Thousands of members of the ruling party were at the courthouse chanting, singing and dancing. But the Supreme Court said neither President-elect Adama Barrow nor the Independent Electoral Commission had been served with the ruling party's petition.
After initially accepting the results of the December 1 election, incumbent President Yahya Jammeh and his party filed legal complaints against the Independent Electoral Commission (IEC), alleging manipulation of ballot counting and intimidation of his supporters.
Jammeh lost the elections to opposition candidate Adama Barrow.
No judges on the panel
There were obstacles in the way of a Supreme Court ruling.
"There is a problem of getting judges to sit on [the case]," Dr Jibrin Ibrahim, director of the Center for Democracy and Governance in Abuja told DW. "They have had lots of problems trying to illegally recruit judges."
The court has been dormant since May 2015 after several judges were fired for commuting death sentences of former military officers to life in prison. Chief Justice Emmanuel Fagbenle, a Nigerian, is the lone sitting judge on the panel. Even if additional judges were installed, Ibrahim believes that whatever decisions they make "would have no credibility."

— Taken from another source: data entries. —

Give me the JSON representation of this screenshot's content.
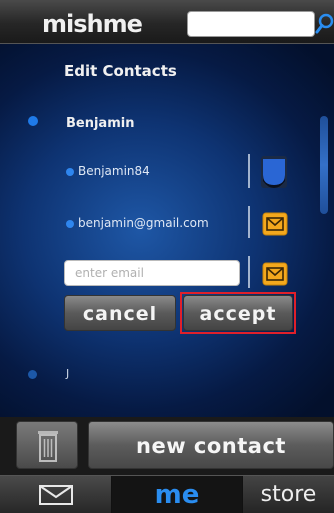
{
  "header": {
    "logo_text": "mishme",
    "search": {
      "value": "",
      "placeholder": ""
    }
  },
  "edit_contacts": {
    "title": "Edit Contacts",
    "contact": {
      "name": "Benjamin",
      "details": [
        {
          "value": "Benjamin84",
          "icon": "chat-icon"
        },
        {
          "value": "benjamin@gmail.com",
          "icon": "mail-icon"
        }
      ],
      "new_email": {
        "value": "",
        "placeholder": "enter email",
        "icon": "mail-icon"
      }
    },
    "cancel_label": "cancel",
    "accept_label": "accept",
    "next_contact_name": "J"
  },
  "actions": {
    "delete_icon": "trash-icon",
    "new_contact_label": "new contact"
  },
  "nav": {
    "mail_icon": "mail-icon",
    "me_label": "me",
    "store_label": "store"
  },
  "colors": {
    "accent": "#2a8df0",
    "mail_icon": "#f4a81d",
    "highlight": "#e0202a"
  }
}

A document seen by Reuters and signed by acting Nigerian chief justice Nkanu Onnoghen said the timing of the court case was "unfavorable." Gambia's supreme court usually sits in May and November.

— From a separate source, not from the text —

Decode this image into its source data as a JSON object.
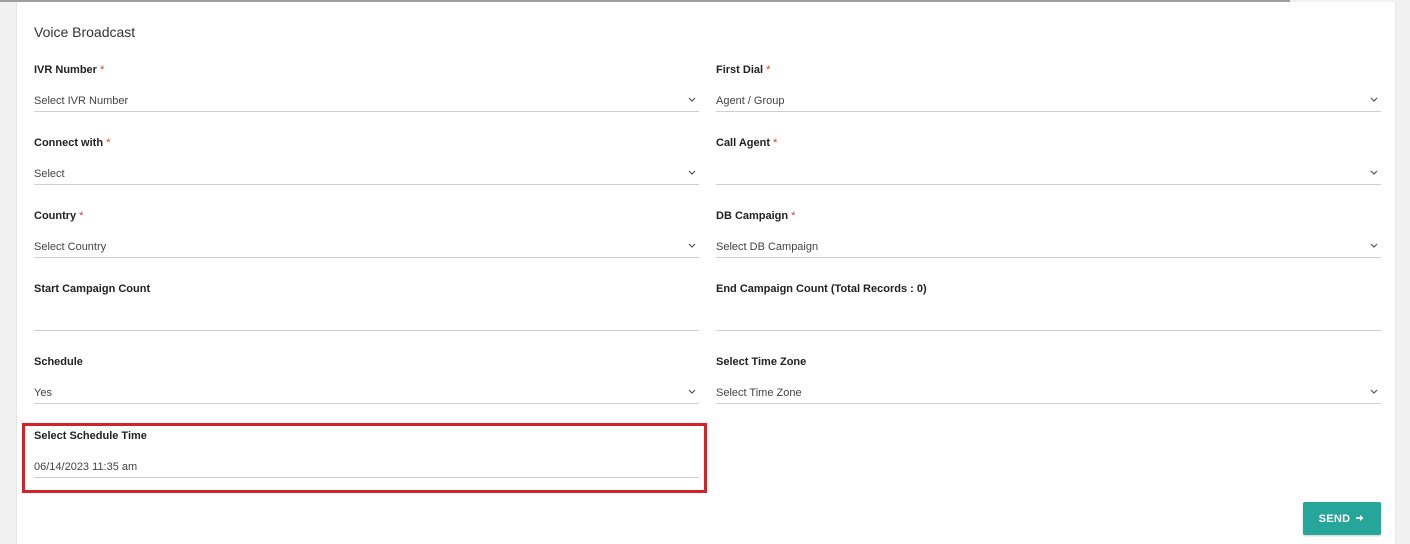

West African delegation coming
Nigerian President Muhammadu Buhari is to lead a delegation of West African leaders to Gambia in an effort to convince President Jammeh to step down.
The new court date to hear Jammeh's case is set for January 16. The mandate for Jammeh's five-year term expires on January 18, after which president-elect Adama Barrow is due to take power. If Jammeh refuses to step aside by that date, the Economic Community of West African States (ECOWAS) may order a military intervention.
"Violence should be avoided but nothing is ruled out," said Nigerian Foreign Minister Geoffrey Onyeama.
Jammeh said in December, following his refusal to accept the election outcome, "unless the court decides the case, there will be no inauguration on January 19. And let me see what ECOWAS and those big powers behind them can do."
Buhari is to join Liberian President Ellen Johnson Sirleaf and former Ghanaian President John Dramani Mahama in the Gambian capital of Banjul on Wednesday. They are to "discuss with President Jammeh the imperative to respect the constitution," Onyeama said.
Jammeh, after assuming power following a coup in 1994, has been accused of human rights abuses and stifling the press.